Quand on évoque Platinum Games, les fans de beat'em all ont tout de suite le stick qui frétille. Il faut dire que le studio est passé maître dans l'art du jeu d'action. Souvent imparfaits mais totalement jouissifs, leurs titres vont du jeu de commande un peu basique (Transformers : Devastation) à des expériences plus atypiques et profondes (NieR : Automata, après lequel Takahisa Taura, l'un des game designers, s'est vu attribuer le poste de directeur sur le jeu dont il est question ici). C'est le cas d'Astral Chain qui regorge d'idées.

L'histoire

Astral Chain vous fait incarner, au choix, un policier ou une policière des forces Neuron. Petite particularité, en fonction de si vous sélectionnez le héros ou l'héroïne, vous serez accompagné du personnage restant... à savoir votre frère ou votre sœur. Pour information et par souci de clarté, le test que vous lisez est rédigé comme si vous choisissiez le protagoniste féminin.
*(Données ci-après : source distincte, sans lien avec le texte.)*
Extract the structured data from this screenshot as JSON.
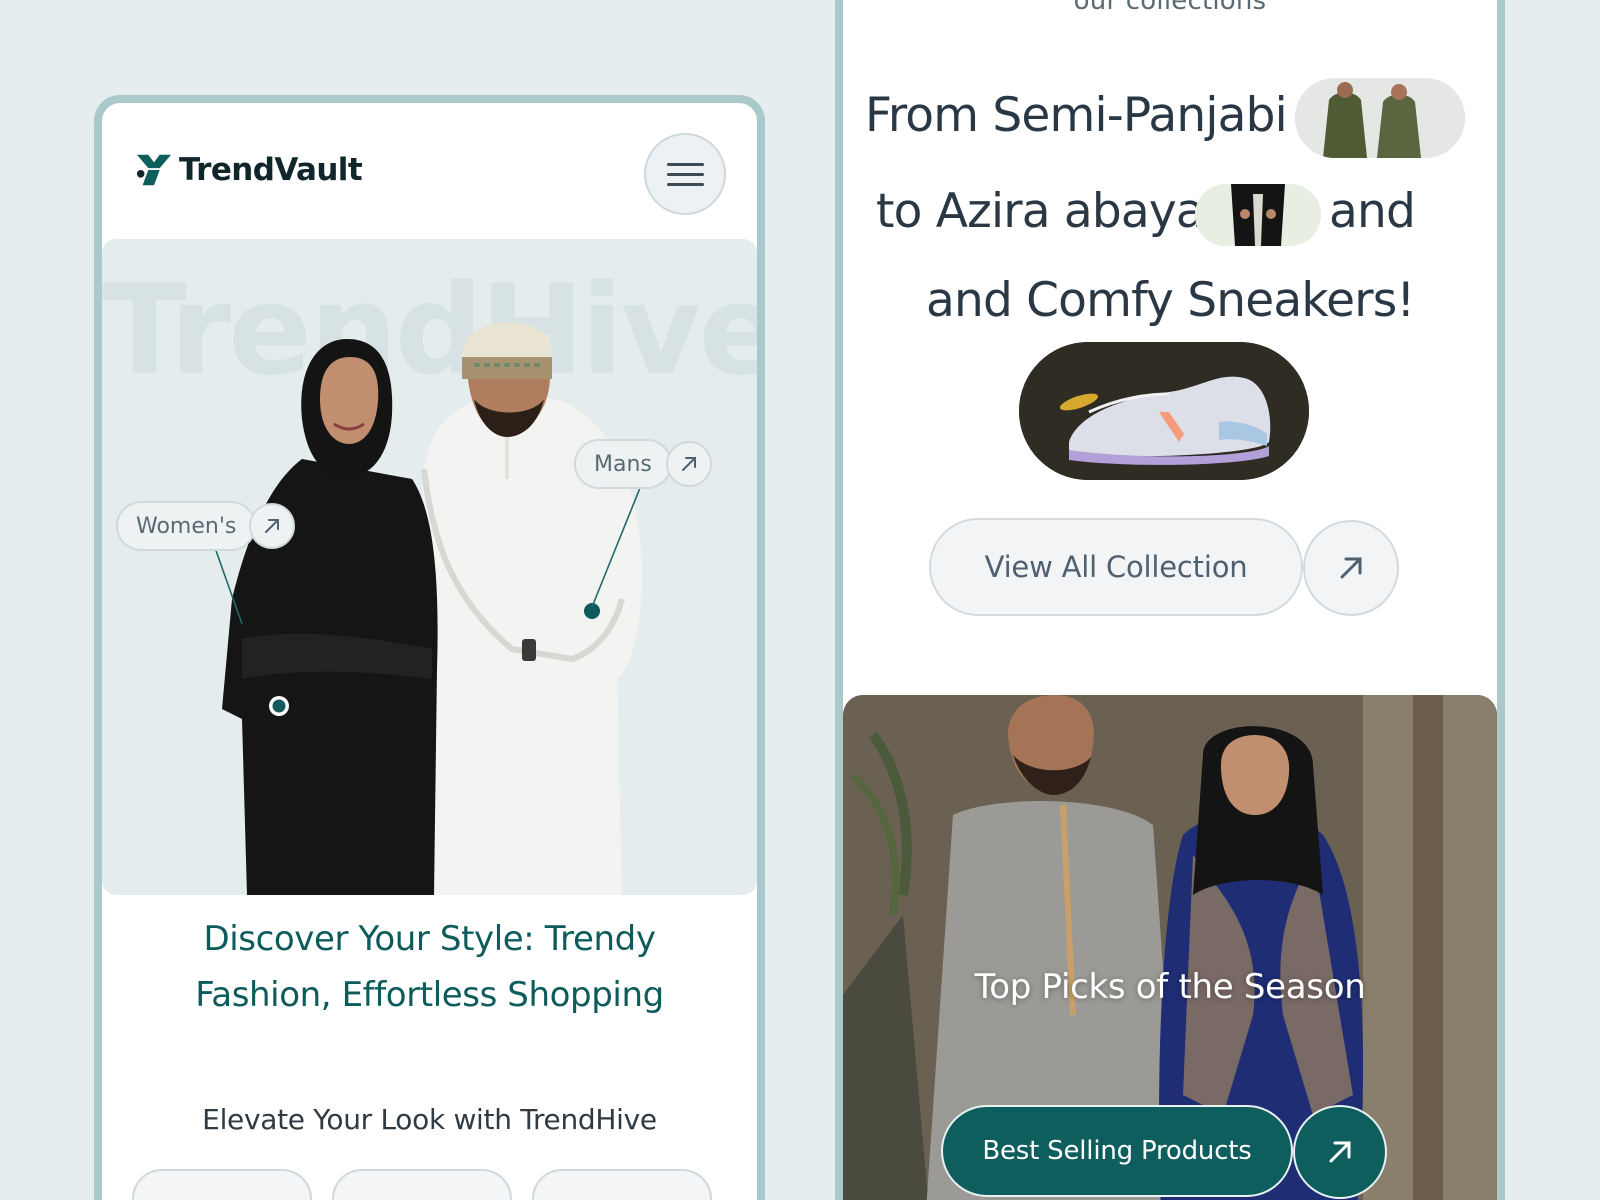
{
  "left_phone": {
    "brand": {
      "name": "TrendVault"
    },
    "hero": {
      "watermark": "TrendHive",
      "tag_women": "Women's",
      "tag_mans": "Mans"
    },
    "headline": "Discover Your Style: Trendy Fashion, Effortless Shopping",
    "headline_line1": "Discover Your Style: Trendy",
    "headline_line2": "Fashion, Effortless Shopping",
    "subheadline": "Elevate Your Look with TrendHive"
  },
  "right_phone": {
    "eyebrow": "our collections",
    "line1": "From Semi-Panjabi",
    "line2": "to Azira abaya",
    "line2_end": "and",
    "line3": "and Comfy Sneakers!",
    "view_all_label": "View All Collection",
    "season_card": {
      "title": "Top Picks of the Season",
      "cta_label": "Best Selling Products"
    }
  },
  "icons": {
    "menu": "hamburger-icon",
    "arrow": "arrow-up-right-icon",
    "logo": "trendvault-logo-mark"
  },
  "colors": {
    "page_bg": "#e6edef",
    "frame": "#a9c9cb",
    "brand_teal": "#0e5e5e",
    "headline_teal": "#0d5b5b",
    "text_dark": "#2a3744"
  }
}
Passé cette précision, abordons ce qui se trame dans cette histoire futuriste dont l'univers n'est pas sans rappeler (vaguement) Ghost in the Shell : vous et votre frère êtes de nouvelles recrues hors pair puisque capables de contrôler des Légions, des entités chimériques semblables à des invocations. Justement, le monde est mis à mal par des chimères arrivant par des portails, et qui s'en prennent à des civils tout en contaminant des lieux au gré de leurs passages. C'est ainsi qu'un quartier entier, la zone 09, a été mis en quarantaine il y a de ça plusieurs années. C'est en enquêtant sur un enlèvement que vous vous retrouvez, pour la première fois, à explorer le monde astral de vos ennemis. Hélas, sur place, les Légions des membres de votre unité se retournent contre eux et vous êtes la seule à conserver le lien vous unissant à votre arme destructrice.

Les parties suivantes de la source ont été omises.